Tuesday, March 27, 2007

Follow Up

A couple of posts below, Peter mentions that DoJ aide Monica Goodling has announced that she is going to invoke the 5th amendment and not testify in front of Congress. Ignoring the debate about whether or not the 5th amendment applies in this case (since I'm not a lawyer), the following question must still be asked:

If she's concerned that she could incriminate herself if she testifies, then there must be some, what's the word for it, oh, yes - crime, that has been committed that she's afraid she could be implicated in, right?

The only other option is that she's afraid that if she lies, and is caught in the lie, that's grounds for perjury.
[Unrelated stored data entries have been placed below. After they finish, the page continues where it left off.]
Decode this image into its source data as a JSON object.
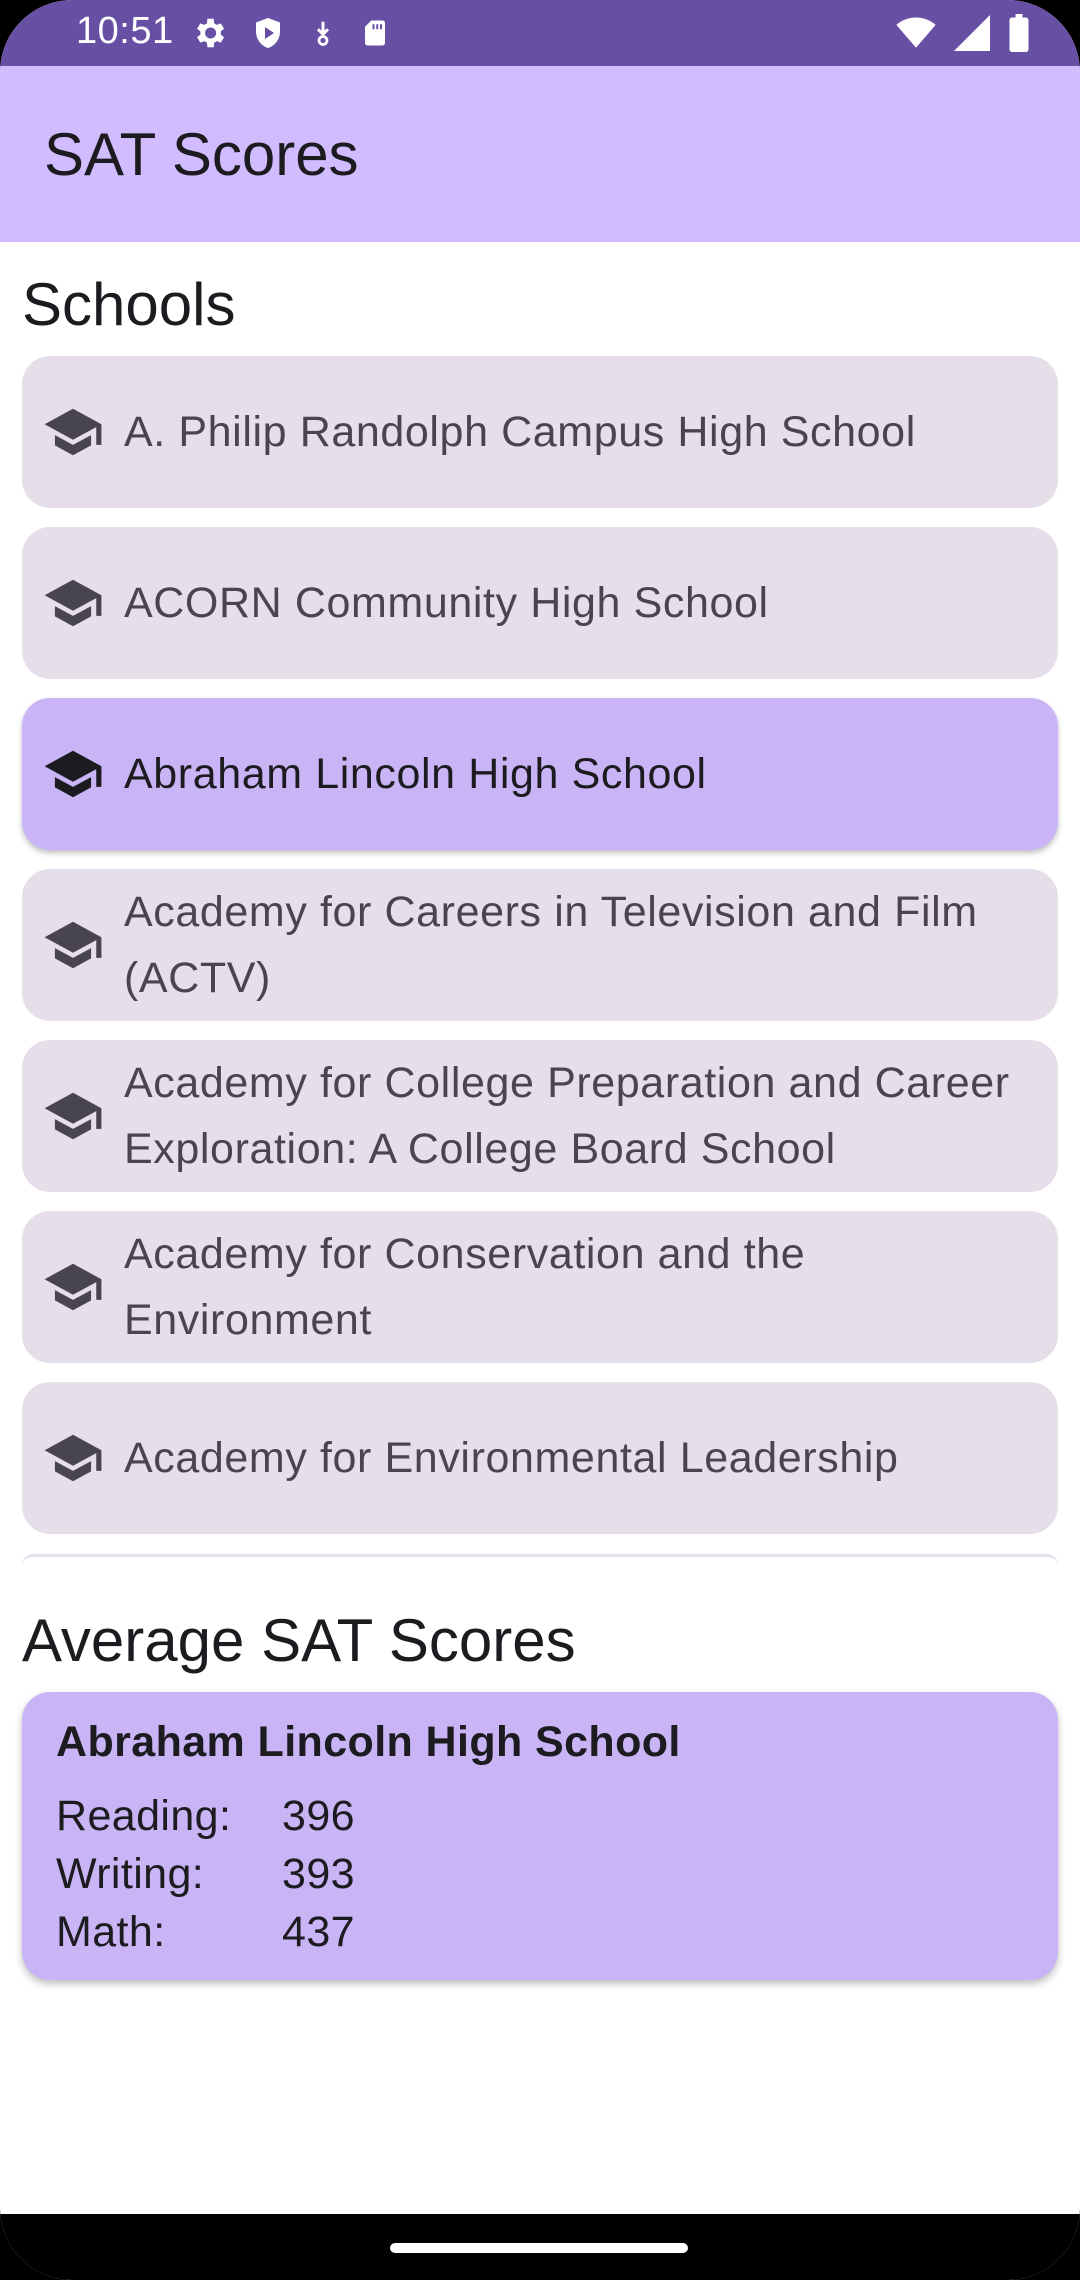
{
  "status_bar": {
    "time": "10:51",
    "left_icons": [
      "gear-icon",
      "shield-icon",
      "download-icon",
      "sd-card-icon"
    ],
    "right_icons": [
      "wifi-icon",
      "signal-icon",
      "battery-icon"
    ],
    "color": "#6750a4"
  },
  "app_bar": {
    "title": "SAT Scores",
    "color": "#d0bcff"
  },
  "schools_section": {
    "title": "Schools",
    "items": [
      {
        "name": "A. Philip Randolph Campus High School",
        "selected": false
      },
      {
        "name": "ACORN Community High School",
        "selected": false
      },
      {
        "name": "Abraham Lincoln High School",
        "selected": true
      },
      {
        "name": "Academy for Careers in Television and Film (ACTV)",
        "selected": false
      },
      {
        "name": "Academy for College Preparation and Career Exploration: A College Board School",
        "selected": false
      },
      {
        "name": "Academy for Conservation and the Environment",
        "selected": false
      },
      {
        "name": "Academy for Environmental Leadership",
        "selected": false
      }
    ],
    "item_icon": "school-icon",
    "item_color": "#e6dfea",
    "selected_color": "#c9b5f6"
  },
  "scores_section": {
    "title": "Average SAT Scores",
    "school": "Abraham Lincoln High School",
    "rows": [
      {
        "label": "Reading:",
        "value": "396"
      },
      {
        "label": "Writing:",
        "value": "393"
      },
      {
        "label": "Math:",
        "value": "437"
      }
    ]
  }
}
So we're left with one of two options:

1) A lawyer who works for the Department of Justice knows that a crime has been committed, and knows that if she testifies she could be implicated


2) She knows that she would not tell the truth, and doesn't want to be caught committing perjury.

That's special.


Peter said...

Looks like there is a good chance that she suborned perjury--that she fed a surrogate (probably Deputy AG McNulty)false ino to give before Congress.

And that's "Justice."

schmidlap said...

I'm also wiling to bet that her lawyers, the ones she has hired to keep her pretty little ass out of prison, went to real law and undergrad schools, not her fundie fraud alma maters: Regent "University" and Messiah "College."


jimbow8 said...

According to http://www.talkingpointsmemo.com/archives/013272.php

A party can request a hearing (in federal or state court) to examine whether the party invoking the Fifth has done so properly.... You can't invoke the Fifth to avoid perjury charges (or obstructing justice with the selfsame testimony).